Customers have more choice about where they get their information, whose advice they will and won’t listen to, and who they will heed. Over-messaging today is therefore filled with far more risk. Dollars spent wastefully today can create issues down the road: even if they do not cause a loss of a customer, they can hurt the customer relationship by weakening the lines of communication.
Experts from Booz & Company (now PwC) once wrote, “Customer-centric companies understand not only what the customer values, but also the value the customer represents to their bottom line. They align their operating models behind a carefully defined and quantified customer segmentation strategy and tailor business streams— product development, demand generation, production and scheduling, supply chain, customer care, etc.—to delivering the greatest value to the best customers for the least cost.
Today’s retailers operate in a much more complex environment than even a decade ago, with the need to reinvent themselves to appeal to a fickle customer audience. Many retail organisations run multiple store brands, employing different merchandising strategies in each brand. Yet the same customer might shop across one organisation’s brands, from the high-end speciality store to the mass-market department store. Technologically savvy retailers can recognise that individual customer, no matter where they shop, and employ offer optimisation to elicit purchases at both retail outlets.
Uplift modelling is a customer-centric solution that helps businesses gain focus on the communications targets that really matter. With the right uplift model and a valid control group, organizations can achieve results over and above current approaches. Many retailers, for example, could be saving money and improving performance on cross-sell, upsell and loyalty campaigns running right now—simply by doing a better job of targeting specific customers who are “Persuadable” for incremental sales.
Retail challenge profitable Customers – Conclusion
In the words of management icon Peter Drucker, “We have to manage our limited resources of people and money for maximum effectiveness.

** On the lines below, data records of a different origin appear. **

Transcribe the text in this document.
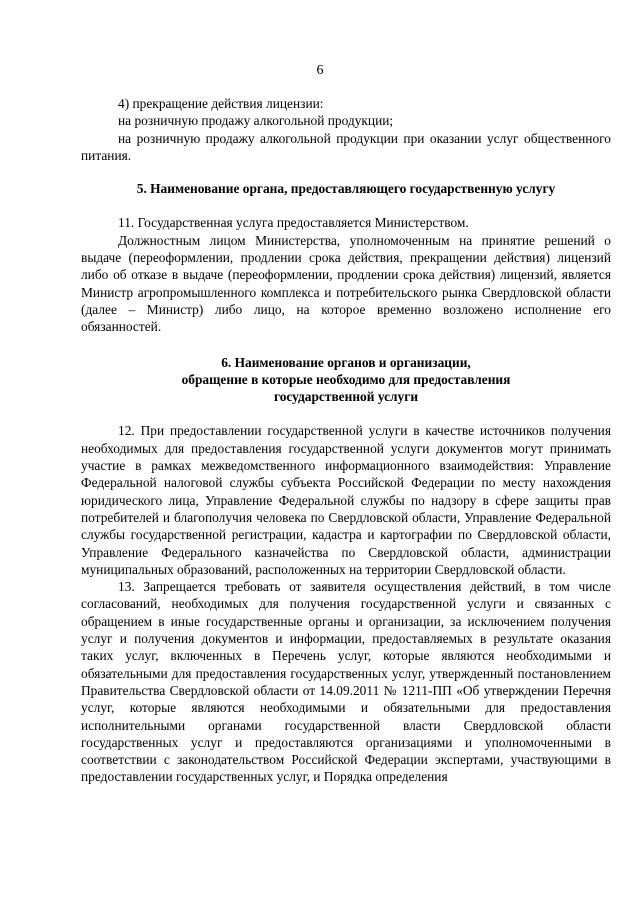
6

4) прекращение действия лицензии:

на розничную продажу алкогольной продукции;

на розничную продажу алкогольной продукции при оказании услуг общественного питания.

5. Наименование органа, предоставляющего государственную услугу

11. Государственная услуга предоставляется Министерством.

Должностным лицом Министерства, уполномоченным на принятие решений о выдаче (переоформлении, продлении срока действия, прекращении действия) лицензий либо об отказе в выдаче (переоформлении, продлении срока действия) лицензий, является Министр агропромышленного комплекса и потребительского рынка Свердловской области (далее – Министр) либо лицо, на которое временно возложено исполнение его обязанностей.

6. Наименование органов и организации,

обращение в которые необходимо для предоставления

государственной услуги

12. При предоставлении государственной услуги в качестве источников получения необходимых для предоставления государственной услуги документов могут принимать участие в рамках межведомственного информационного взаимодействия: Управление Федеральной налоговой службы субъекта Российской Федерации по месту нахождения юридического лица, Управление Федеральной службы по надзору в сфере защиты прав потребителей и благополучия человека по Свердловской области, Управление Федеральной службы государственной регистрации, кадастра и картографии по Свердловской области, Управление Федерального казначейства по Свердловской области, администрации муниципальных образований, расположенных на территории Свердловской области.

13. Запрещается требовать от заявителя осуществления действий, в том числе согласований, необходимых для получения государственной услуги и связанных с обращением в иные государственные органы и организации, за исключением получения услуг и получения документов и информации, предоставляемых в результате оказания таких услуг, включенных в Перечень услуг, которые являются необходимыми и обязательными для предоставления государственных услуг, утвержденный постановлением Правительства Свердловской области от 14.09.2011 № 1211-ПП «Об утверждении Перечня услуг, которые являются необходимыми и обязательными для предоставления исполнительными органами государственной власти Свердловской области государственных услуг и предоставляются организациями и уполномоченными в соответствии с законодательством Российской Федерации экспертами, участвующими в предоставлении государственных услуг, и Порядка определения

And we have to think through very clearly what results are for our organisation.” In the face of a more saturated market and a tougher fight for every share point, marketing spend needs to be more targeted to where it will have the maximum positive impact on the company. Part of this positive impact will come from building consumer trust—and trust comes through a demonstrated understanding of customer needs and values. And a part of it will come from spending marketing dollars where true uplift can result.
The best uplift efforts go beyond just sending the right communications to the right people. They can also prioritize the use of customer service resources, ensuring that the best prospects receive the best service support. Offer management strategies ensure that retailers are not over-communicating or diminishing customer loyalty.
Selecting the “Persuadable” targets and providing multichannel support such as assigning the best CSRs to these efforts, offering specific self-serve options, or specifying a faster delivery time, for example, can further help to ensure a powerful positive customer experience across channels – and profitable growth in customer relationships.